Source: Yojana Magazine & UNICEF
WASH is the collective term for Water, Sanitation, and Hygiene. Due to their interdependent nature, these three core issues are grouped together to represent a growing sector. While each a separate field of work, each is dependent on the presence of the other. For example, without toilets, water sources become contaminated; without clean water, basic hygiene practices are not possible.
Current situation
Today, 2.2 billion people lack access to safely managed drinking water services and 4.2 billion people lack safely managed sanitation services. Unsafe hygiene practices are widespread, compounding the effects on people’s health. The impact on child mortality rates is devastating with more than 297 000 children under five who die annually from diarrhoeal diseases due to poor sanitation, poor hygiene, or unsafe drinking water.
Water
UNICEF’s work in water focuses on the ability for children to access safe water, the quality of the water they can access and the journey they must take to collect it. UNICEF is at the forefront of exploring innovative ways to access water, and building climate-resistant infrastructure
Water facts
- 663 million people are still without access to clean drinking water, despite the Millennium Development Goal target for clean water being met in 2010.

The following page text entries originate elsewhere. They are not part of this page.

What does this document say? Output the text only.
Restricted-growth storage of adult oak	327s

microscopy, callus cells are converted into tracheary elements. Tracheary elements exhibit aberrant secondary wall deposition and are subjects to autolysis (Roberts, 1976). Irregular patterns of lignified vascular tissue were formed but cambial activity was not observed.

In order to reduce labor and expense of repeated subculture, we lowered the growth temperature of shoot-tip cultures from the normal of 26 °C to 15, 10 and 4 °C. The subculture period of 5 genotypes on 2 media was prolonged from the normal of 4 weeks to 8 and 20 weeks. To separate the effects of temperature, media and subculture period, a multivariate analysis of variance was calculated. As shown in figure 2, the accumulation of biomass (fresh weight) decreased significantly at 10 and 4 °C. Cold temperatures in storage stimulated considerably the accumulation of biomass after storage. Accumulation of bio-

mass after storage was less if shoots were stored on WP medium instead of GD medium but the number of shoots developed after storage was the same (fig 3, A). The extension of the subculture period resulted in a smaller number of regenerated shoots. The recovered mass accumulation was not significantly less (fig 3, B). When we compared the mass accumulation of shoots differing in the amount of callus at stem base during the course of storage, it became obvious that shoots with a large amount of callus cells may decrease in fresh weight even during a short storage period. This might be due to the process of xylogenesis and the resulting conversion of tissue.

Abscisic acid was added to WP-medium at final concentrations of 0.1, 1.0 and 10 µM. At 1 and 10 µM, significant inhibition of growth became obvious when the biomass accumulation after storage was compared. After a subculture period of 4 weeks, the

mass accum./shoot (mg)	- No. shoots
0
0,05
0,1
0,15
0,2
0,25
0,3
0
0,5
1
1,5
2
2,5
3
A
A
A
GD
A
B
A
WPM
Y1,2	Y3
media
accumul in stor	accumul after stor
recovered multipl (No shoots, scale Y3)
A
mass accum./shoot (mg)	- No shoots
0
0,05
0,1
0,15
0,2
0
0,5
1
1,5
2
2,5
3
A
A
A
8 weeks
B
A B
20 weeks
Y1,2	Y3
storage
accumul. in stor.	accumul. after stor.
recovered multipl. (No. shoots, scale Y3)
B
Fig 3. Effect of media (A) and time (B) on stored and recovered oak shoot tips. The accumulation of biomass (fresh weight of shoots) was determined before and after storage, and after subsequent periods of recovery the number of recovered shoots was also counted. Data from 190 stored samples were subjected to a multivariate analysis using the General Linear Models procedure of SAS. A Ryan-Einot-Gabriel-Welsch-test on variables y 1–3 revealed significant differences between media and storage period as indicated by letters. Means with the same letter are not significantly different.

- 8 out of 10 people without access to clean water live in rural areas.
- 159 million people use untreated water from lakes and rivers, the most unsafe water source there is.
- Since 1990, 2.6 billion people have gained access to improved drinking water and today, 91% of the world’s population drink clean water.
Sanitation
- For sanitation, UNICEF works to ensure access and use of basic toilets and ways to separate human waste from contact with people. One important area of work for sanitation is to end the practice of “open defecation,” and facilitate community-led initiatives to build, maintain and use basic toilets.

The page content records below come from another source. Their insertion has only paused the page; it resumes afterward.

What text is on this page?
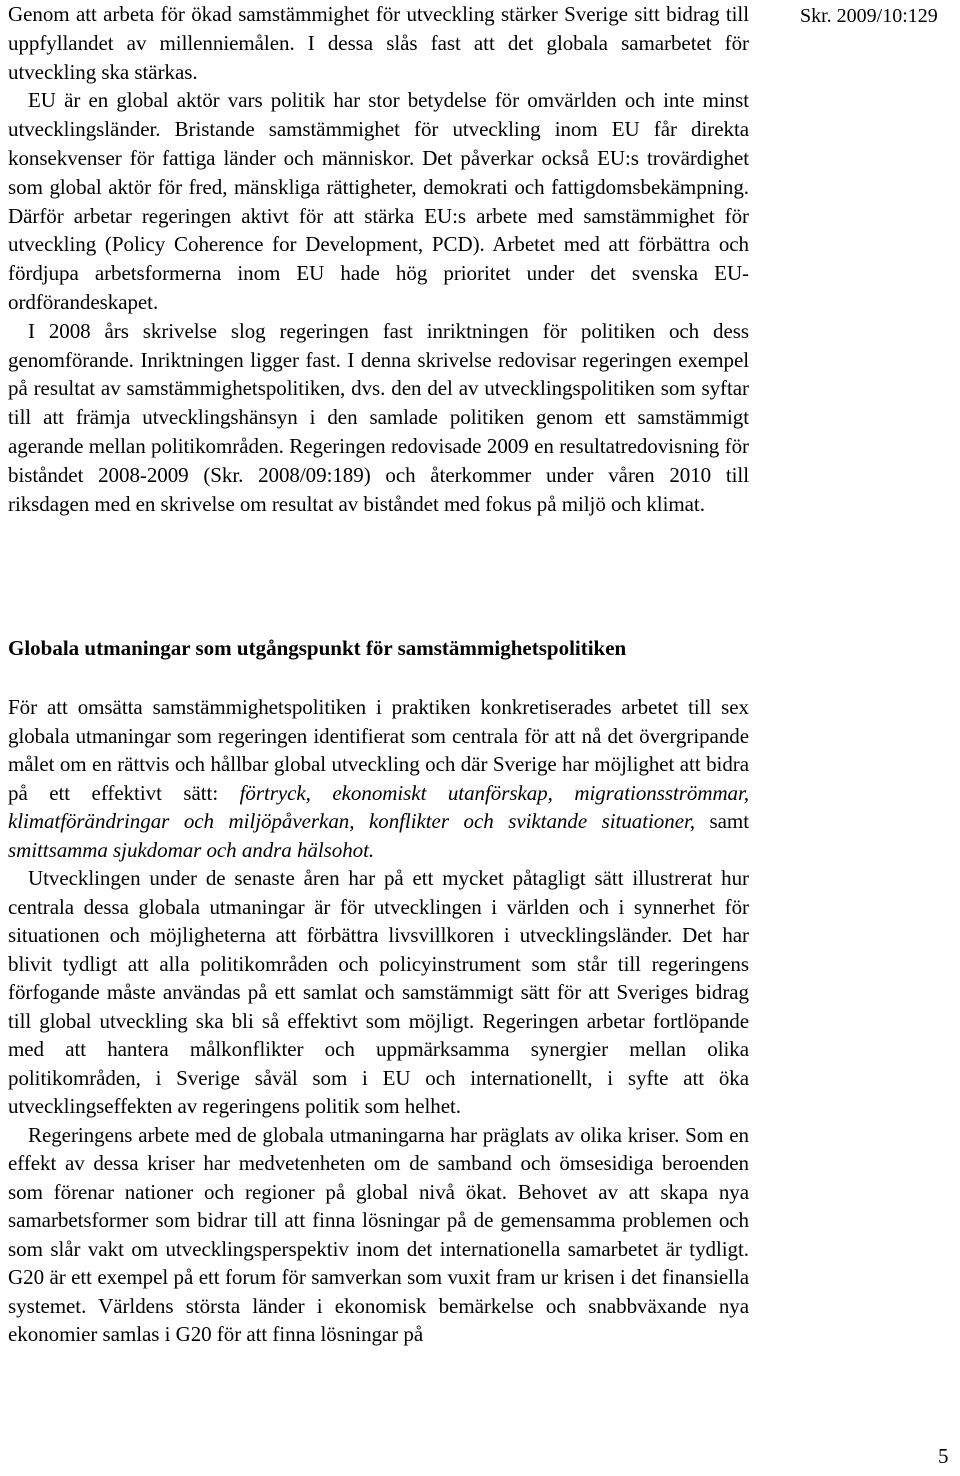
Genom att arbeta för ökad samstämmighet för utveckling stärker Sverige sitt bidrag till uppfyllandet av millenniemålen. I dessa slås fast att det globala samarbetet för utveckling ska stärkas.

EU är en global aktör vars politik har stor betydelse för omvärlden och inte minst utvecklingsländer. Bristande samstämmighet för utveckling inom EU får direkta konsekvenser för fattiga länder och människor. Det påverkar också EU:s trovärdighet som global aktör för fred, mänskliga rättigheter, demokrati och fattigdomsbekämpning. Därför arbetar regeringen aktivt för att stärka EU:s arbete med samstämmighet för utveckling (Policy Coherence for Development, PCD). Arbetet med att förbättra och fördjupa arbetsformerna inom EU hade hög prioritet under det svenska EU-ordförandeskapet.

I 2008 års skrivelse slog regeringen fast inriktningen för politiken och dess genomförande. Inriktningen ligger fast. I denna skrivelse redovisar regeringen exempel på resultat av samstämmighetspolitiken, dvs. den del av utvecklingspolitiken som syftar till att främja utvecklingshänsyn i den samlade politiken genom ett samstämmigt agerande mellan politikområden. Regeringen redovisade 2009 en resultatredovisning för biståndet 2008-2009 (Skr. 2008/09:189) och återkommer under våren 2010 till riksdagen med en skrivelse om resultat av biståndet med fokus på miljö och klimat.

Globala utmaningar som utgångspunkt för samstämmighetspolitiken

För att omsätta samstämmighetspolitiken i praktiken konkretiserades arbetet till sex globala utmaningar som regeringen identifierat som centrala för att nå det övergripande målet om en rättvis och hållbar global utveckling och där Sverige har möjlighet att bidra på ett effektivt sätt: förtryck, ekonomiskt utanförskap, migrationsströmmar, klimatförändringar och miljöpåverkan, konflikter och sviktande situationer, samt smittsamma sjukdomar och andra hälsohot.

Utvecklingen under de senaste åren har på ett mycket påtagligt sätt illustrerat hur centrala dessa globala utmaningar är för utvecklingen i världen och i synnerhet för situationen och möjligheterna att förbättra livsvillkoren i utvecklingsländer. Det har blivit tydligt att alla politikområden och policyinstrument som står till regeringens förfogande måste användas på ett samlat och samstämmigt sätt för att Sveriges bidrag till global utveckling ska bli så effektivt som möjligt. Regeringen arbetar fortlöpande med att hantera målkonflikter och uppmärksamma synergier mellan olika politikområden, i Sverige såväl som i EU och internationellt, i syfte att öka utvecklingseffekten av regeringens politik som helhet.

Regeringens arbete med de globala utmaningarna har präglats av olika kriser. Som en effekt av dessa kriser har medvetenheten om de samband och ömsesidiga beroenden som förenar nationer och regioner på global nivå ökat. Behovet av att skapa nya samarbetsformer som bidrar till att finna lösningar på de gemensamma problemen och som slår vakt om utvecklingsperspektiv inom det internationella samarbetet är tydligt. G20 är ett exempel på ett forum för samverkan som vuxit fram ur krisen i det finansiella systemet. Världens största länder i ekonomisk bemärkelse och snabbväxande nya ekonomier samlas i G20 för att finna lösningar på

Skr. 2009/10:129
5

- Sanitation is essential to the survival and development of children. Currently, there are 2.4 billion people worldwide who do not use improved sanitation (a facility that safely separates human waste from human contact). 946 million people go in the open, known as “open defecation”. While progress has been made to improve access to sanitation in some parts of the world, millions of children in poor and rural areas have been left behind.
Key sanitation facts:
- 1 in 3 people don’t use improved sanitation.
- 1 in 7 people practice open defecation.
- Since 1990, 2.6 billion people have gained access to improved sanitation.
- 5 countries, India, Indonesia, Nigeria, Ethiopia, Pakistan, account for 75% of open defecation.
- It is necessary to double the current efforts in order to end open defecation by 2030.
Hygiene
- UNICEF’s work in hygiene is aimed at nurturing good hygiene practices, especially handwashing with soap. Although it sounds simple, this act is essential to prevent disease and the health of children.
- Something as simple as handwashing can save lives. Washing hands with soap at critical times, like after going to the toilet or before eating, can have a significant impact on children’s health. Good hygiene practices reduce the incidence of diseases such as pneumonia, trachoma, scabies, skin and eye infections and diarrhoea-related diseases like cholera and dysentery.
- Research shows that regular handwashing with soap can reduce the number of incidents of diarrhea, a disease which can be deadly for children, by around 50 percent.
UNICEF’s work in hygiene
- UNICEF programmes help to promote handwashing and behaviour change by advocating for increased funding for hygiene activities and the inclusion of hygiene in government policies and strategies.
- It also supports national and sub-national handwashing campaigns, which can include recruiting high-profile decision-makers and celebrities as handwashing advocates.
- UNICEF ensures that all WASH programmes in the field include strong hygiene components, especially in emergency response programmes.